Ayaklarımın altındaki yoğun bulut kümesi sanki beni daha da yükseklere taşırmışçasına o kadar aklımı başımdan almıştı ki nerede olduğumu anlayamadım. Aidiyetsiziliğin ortasında sonsuz bir okyanus, kurak bir çöl ya da vahşi bir ormanda mıyım diye düşünürken kalabalık bir şehrin üzerinde uçtuğumu hiçbir zaman bilmedim.

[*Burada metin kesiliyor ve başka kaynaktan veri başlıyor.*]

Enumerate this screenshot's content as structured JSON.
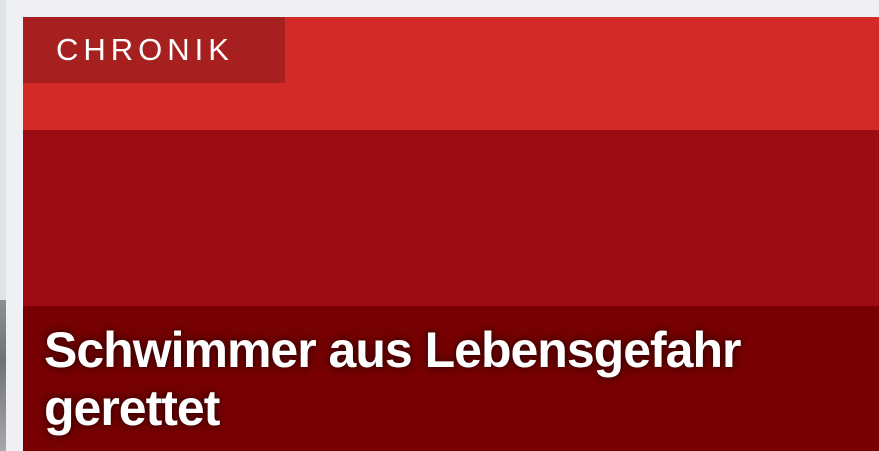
{
  "card": {
    "category": "CHRONIK",
    "headline": "Schwimmer aus Lebensgefahr gerettet"
  },
  "colors": {
    "page_background": "#eef0f4",
    "band_top": "#d42a27",
    "band_mid": "#9c0c12",
    "band_bottom": "#780003",
    "category_label_bg": "#a6201f",
    "headline_text": "#ffffff"
  }
}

Bu yolculuğa nasıl başladığım, ne kadar süredir uçtuğum ise ayrı bir gizemdi. Tüm bunların aklımı başımdan alan bir rüya olup olmadığını düşünürken elimde her gittiğim yere sürekli yanımda götürdüğüm siyah kahve termosum yerine, çok sevdiğim ama sadece evimde kullandığım, bej renkli kahve kupamı tuttuğumu fark ettim.

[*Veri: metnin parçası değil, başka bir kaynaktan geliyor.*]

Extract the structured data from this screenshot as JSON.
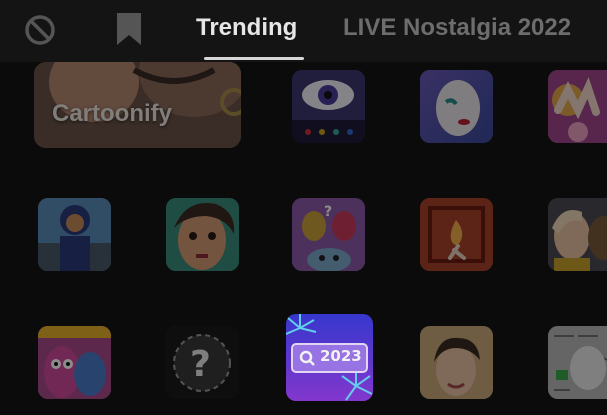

En büyük keyfim çeşitli yörelerin kahve çekirdeklerini deneyimlemektir. Etiyopya’nın çiçeksi ve meyvemsi, Honduras’ın karamelimsi ve yumuşak, Kenya’nın keskin ve şarabımsı aromalarını tadabilmek için; sabahları daha güneş doğmadan sevdiğim müzikler eşliğinde adeta bir ritüel yaparım. O gün nedense bu ritüeli hatırlayamadım ve muhtemelen yapmamıştım. Ama demlediğim kahvenin Guatemala’ya ait olduğundan emindim çünkü kahve paketinin üzerindeki quetzal (Guatemala’nın simgesi) kuşunu nerede olsa tanırdım. İçtiğim kahve tütsülenmiş ve baharatlı bir tada sahipti ve gökyüzünün derinliklerinde kaybolmuşum hissiyatını daha da artırmıştı.
Kahve insanın ayaklarını yerden kesiyor olabilir mi???

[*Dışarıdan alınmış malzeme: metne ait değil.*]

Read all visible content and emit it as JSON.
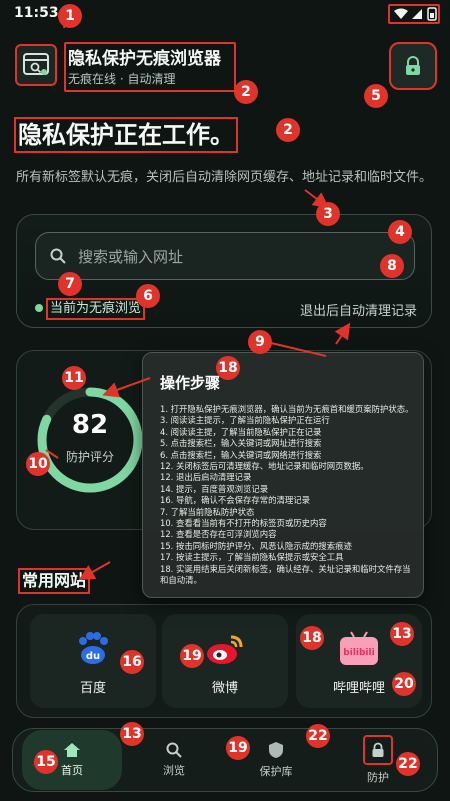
{
  "status": {
    "time": "11:53"
  },
  "header": {
    "app_title": "隐私保护无痕浏览器",
    "app_subtitle": "无痕在线 · 自动清理"
  },
  "hero": {
    "headline": "隐私保护正在工作。",
    "description": "所有新标签默认无痕，关闭后自动清除网页缓存、地址记录和临时文件。"
  },
  "search": {
    "placeholder": "搜索或输入网址",
    "mode_label": "当前为无痕浏览",
    "clear_label": "退出后自动清理记录"
  },
  "score": {
    "value": "82",
    "label": "防护评分",
    "fraction": 0.82
  },
  "popup": {
    "title": "操作步骤",
    "steps": [
      "1. 打开隐私保护无痕浏览器，确认当前为无痕首和缓页案防护状态。",
      "3. 阅读读主提示，了解当前隐私保护正在运行",
      "4. 阅读读主提，了解当前隐私保护正在记录",
      "5. 点击搜索栏，输入关键词或网址进行搜索",
      "6. 点击搜索栏，输入关键词或网络进行搜索",
      "12. 关闭标签后可清理缓存、地址记录和临时网页数据。",
      "12. 退出后启动清理记录",
      "14. 提示，百度普观浏览记录",
      "16. 导航，确认不会保存存常的清理记录",
      "7. 了解当前隐私防护状态",
      "10. 查看看当前有不打开的标签页或历史内容",
      "12. 查看是否存在可浮浏览内容",
      "15. 按击同标时防护评分、风恶认隐示成的搜索痕迹",
      "17. 按读主提示，了解当前隐私保提示或安全工具",
      "18. 实诞用结束后关闭新标签，确认经存、关址记录和临时文件存当和自动清。"
    ]
  },
  "sites": {
    "title": "常用网站",
    "items": [
      {
        "name": "百度",
        "logo": "du"
      },
      {
        "name": "微博",
        "logo": "weibo"
      },
      {
        "name": "哔哩哔哩",
        "logo": "bilibili"
      }
    ]
  },
  "nav": {
    "items": [
      {
        "label": "首页",
        "icon": "home-icon"
      },
      {
        "label": "浏览",
        "icon": "search-icon"
      },
      {
        "label": "保护库",
        "icon": "shield-icon"
      },
      {
        "label": "防护",
        "icon": "lock-icon"
      }
    ]
  },
  "badges": [
    "1",
    "2",
    "2",
    "3",
    "4",
    "5",
    "6",
    "7",
    "8",
    "9",
    "10",
    "11",
    "13",
    "13",
    "15",
    "16",
    "18",
    "18",
    "19",
    "19",
    "20",
    "22",
    "22"
  ],
  "colors": {
    "accent": "#7fd7a2",
    "annotation": "#e0342b",
    "background": "#0e1512"
  }
}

Bu hislerle beraber rüzgâr yüzüme soğuk esintisiyle vurmaya başladı. Sendeler gibi oldum. Hiç hoşuma gitmemişti bu duygu. Aniden gökyüzü grileşti. Yıldızlar kayboldu. Heybetli Ağrı Dağı’nın tepesinde 365 gün eksik olmayan buzullar gibi tüm kara bulutlar balonumun üstünde birleşti.
Ağrı Dağı aklıma geldiğinde hep üşüdüğümden midir bilmiyorum ama birden içim ürperdi. Belki biraz içimi ısıtırım düşüncesiyle bir yudum daha aldım kahvemden. Belki de kahvemin arkasına saklanıyor, ona sığınıyordum bu duygularımı aşmak için. Aksine bu yudum da acımsı bir tat bıraktı damağımda. Hatta kahve telvelerini bile hissettim. Oysa filtreden geçirerek, damla damla demlemiştim kahvemi. İstemsizce bir yudum daha aldım. Tadı bu sefer tamamen değişikti. Kesinlikle robusta çekirdeklerinden yapılmış keskin bir espressoydu bu. İşte tam o esnada gök gürledi, şimşek çaktı, fırtına koptu. Şiddetli yağmurun altında balonumla beraber savruldum durdum.
Balonumun içinde düşmüştüm. Ayağa kalkmaya, toparlanmaya çalıştım. Kendi başıma yapabilir miydim bunu bilmiyordum ama denedim. İlkinde olmadı, ısrarla tekrar denedim. Balonun sepetinin kenarlarından sıkıca tuttum, dik durmaya çalıştım bu şiddetli fırtınada. İlk o zaman anlamıştım; tüm bunların kahvemi içerken hissettiğim duygularla bağlantılı olduğunu.
Kahvemi hangi duygularla içiyorsam, o derecede şiddetli bir karşılık buluyordum. Yani ne yansıtıyorsam onu alıyordum doğadan.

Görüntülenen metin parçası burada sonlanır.